Astrophysics: Red-Shift

Astrophysics: Red-Shift

  • Red-shift is a concept in Astrophysics which refers to the displacement of spectral lines towards longer wavelengths, often in the light from distant galaxies.

  • The phenomenon of Red-shift is associated with the Doppler Effect. When a light source moves away from the observer, the observed wavelength is longer (i.e., ‘shifted’ towards the red end of the spectrum).

  • Edwin Hubble, an American astronomer, found out that galaxies are moving away from us, and the further away they are, the faster they’re moving. This provided strong proof for the theory of an expanding universe.
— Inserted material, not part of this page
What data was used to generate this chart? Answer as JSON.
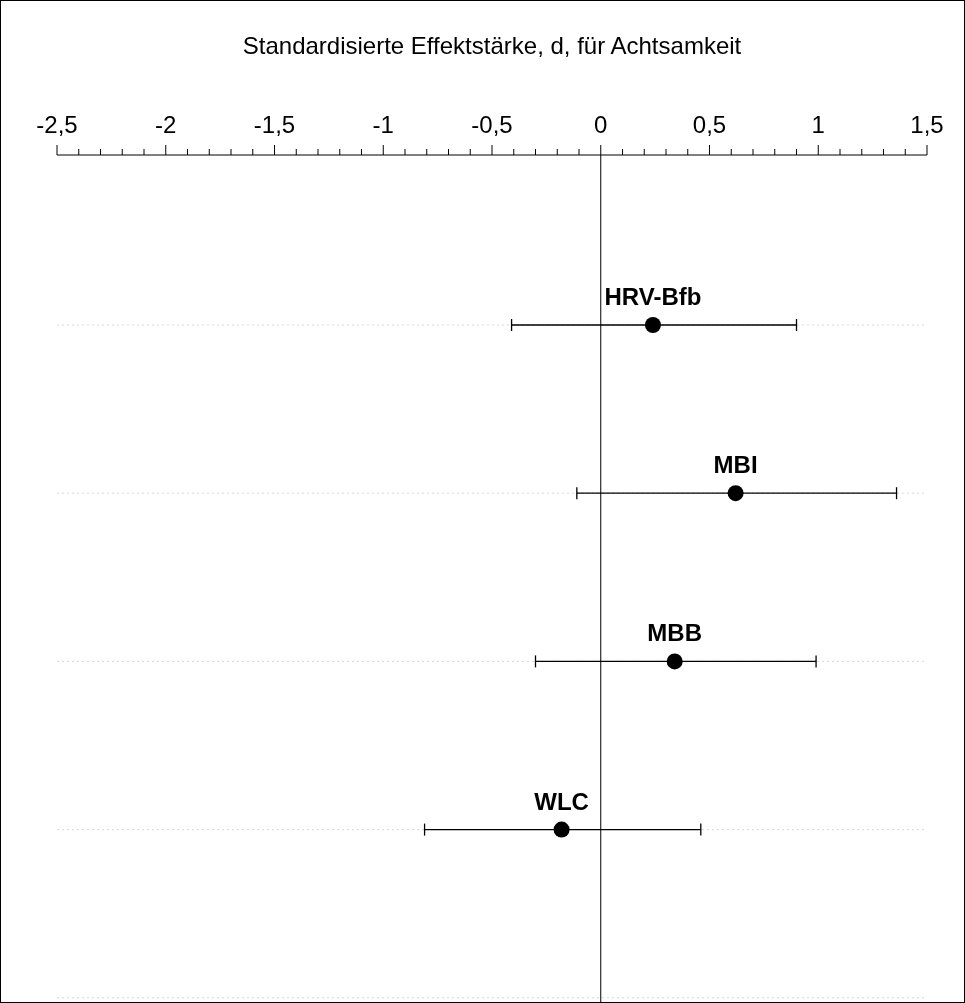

  • Understanding Red-shift is fundamental for considering the Big Bang Theory - this theory suggests that the universe began from a very high-density state and then expanded. The Red-shift effect presents evidence for this expansion.

  • The discovery of cosmic microwave background radiation also supported the Big Bang Theory. This radiation is the heat left over from the Big Bang, cooled to just 2.7 degrees above absolute zero.

  • The greater the red-shift, the further away the light source is from us and the faster it is moving away from us.

  • However, not all Red-shift is due to the Doppler Effect and galaxy motion. A type called ‘Cosmological Red-shift’ is due to the expansion of the universe itself.

  • Measuring the Red-shift can provide information about the distance of galaxies and the rate of expansion of the universe.

  • Understanding Red-shift is vital in the field of Astrophysics for interpreting the light that we receive from distant sources and for understanding the overall structure and history of the universe.

  • It’s important to also know about Blue-shift, the opposite effect, in which the object is moving towards the observer, and the light is ‘shifted’ to the blue part of the spectrum.